A massive fissure has formed in the Arizona desert – but not recently. Scientists think it may be several years old. Now, they’re investigating it with drone technology.
The fissure, about two miles long and quite wide in some spots, formed sometime between March 2013 and December 2014, which is when it first appeared on Google Earth, the Arizona Geological Survey said. It’s located in southern Pinal County.
The scientific organization used a drone to investigate the huge crack in the ground, which is too deep for people standing on the edge to see the bottom, scientists said.

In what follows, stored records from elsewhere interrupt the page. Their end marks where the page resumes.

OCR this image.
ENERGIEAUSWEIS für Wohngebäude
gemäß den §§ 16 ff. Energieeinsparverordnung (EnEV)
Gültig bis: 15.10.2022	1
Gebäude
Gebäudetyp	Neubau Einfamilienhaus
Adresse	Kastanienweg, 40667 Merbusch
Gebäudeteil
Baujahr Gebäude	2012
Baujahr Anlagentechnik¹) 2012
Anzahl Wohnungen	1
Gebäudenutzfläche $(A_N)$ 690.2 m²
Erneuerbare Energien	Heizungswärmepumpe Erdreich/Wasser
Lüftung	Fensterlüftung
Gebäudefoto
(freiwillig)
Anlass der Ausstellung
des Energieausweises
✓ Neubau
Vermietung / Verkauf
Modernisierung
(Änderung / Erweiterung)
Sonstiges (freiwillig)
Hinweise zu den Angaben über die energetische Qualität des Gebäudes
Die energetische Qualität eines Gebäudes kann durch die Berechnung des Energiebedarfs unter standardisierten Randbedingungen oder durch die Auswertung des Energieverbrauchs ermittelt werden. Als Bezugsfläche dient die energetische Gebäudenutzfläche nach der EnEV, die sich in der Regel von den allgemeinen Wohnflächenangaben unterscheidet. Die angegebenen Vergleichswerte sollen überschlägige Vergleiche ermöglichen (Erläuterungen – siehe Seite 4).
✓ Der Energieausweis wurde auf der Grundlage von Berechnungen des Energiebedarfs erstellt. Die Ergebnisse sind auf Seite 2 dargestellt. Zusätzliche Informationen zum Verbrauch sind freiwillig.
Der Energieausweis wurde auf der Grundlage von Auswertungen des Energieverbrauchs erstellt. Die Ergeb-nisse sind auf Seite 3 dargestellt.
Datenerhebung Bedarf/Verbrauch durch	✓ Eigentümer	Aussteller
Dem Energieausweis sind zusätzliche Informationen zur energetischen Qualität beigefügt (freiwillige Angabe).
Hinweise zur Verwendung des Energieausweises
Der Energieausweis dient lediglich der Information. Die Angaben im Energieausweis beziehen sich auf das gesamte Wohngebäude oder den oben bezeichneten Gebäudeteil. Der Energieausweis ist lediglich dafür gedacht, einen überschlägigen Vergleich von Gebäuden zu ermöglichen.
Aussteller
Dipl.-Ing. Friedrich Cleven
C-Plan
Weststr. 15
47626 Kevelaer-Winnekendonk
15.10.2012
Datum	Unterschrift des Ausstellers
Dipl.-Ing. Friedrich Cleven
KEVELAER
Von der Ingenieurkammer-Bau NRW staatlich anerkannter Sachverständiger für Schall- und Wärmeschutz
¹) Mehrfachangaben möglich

The AZGS released video footage taken by the drone on YouTube. One video shows the crack in the Earth from above, while a second film by the drone starts from inside the fissure and flies high into the air to show how deep and long it is.
Researchers standing at the edge of the massive fissure to operate the drone give some perspective on its size.
The footage is the first time the geologists have used a drone to investigate such a feature. AZGS is testing drone technology with plans to safely map fissures like this one, landslides, and other geological features in the future.
Heavy rains in 2014 probably caused this particular crack to grow and widen, geologists said. The southern end may have been an underground void until a monsoon in 2016 knocked the lid off, the researchers said.
The fissure in the Tator Hills area isn’t unique. Similar fissures have formed out in the Arizona desert before, probably due to shrinking groundwater, AZGS scientists said.
It’s not even the first in Pinal County. In August 2005, a massive fissure opened up in Queen Creek after a monsoon. Public worries over the Queen Creek fissure led to legislation tasking the AZGS with mapping cracks in the desert.
Earth fissures have been seen in Cochise, Pima, Pinal and Maricopa counties. In addition to drones, the AZGS uses GPS receivers to measure new fissures.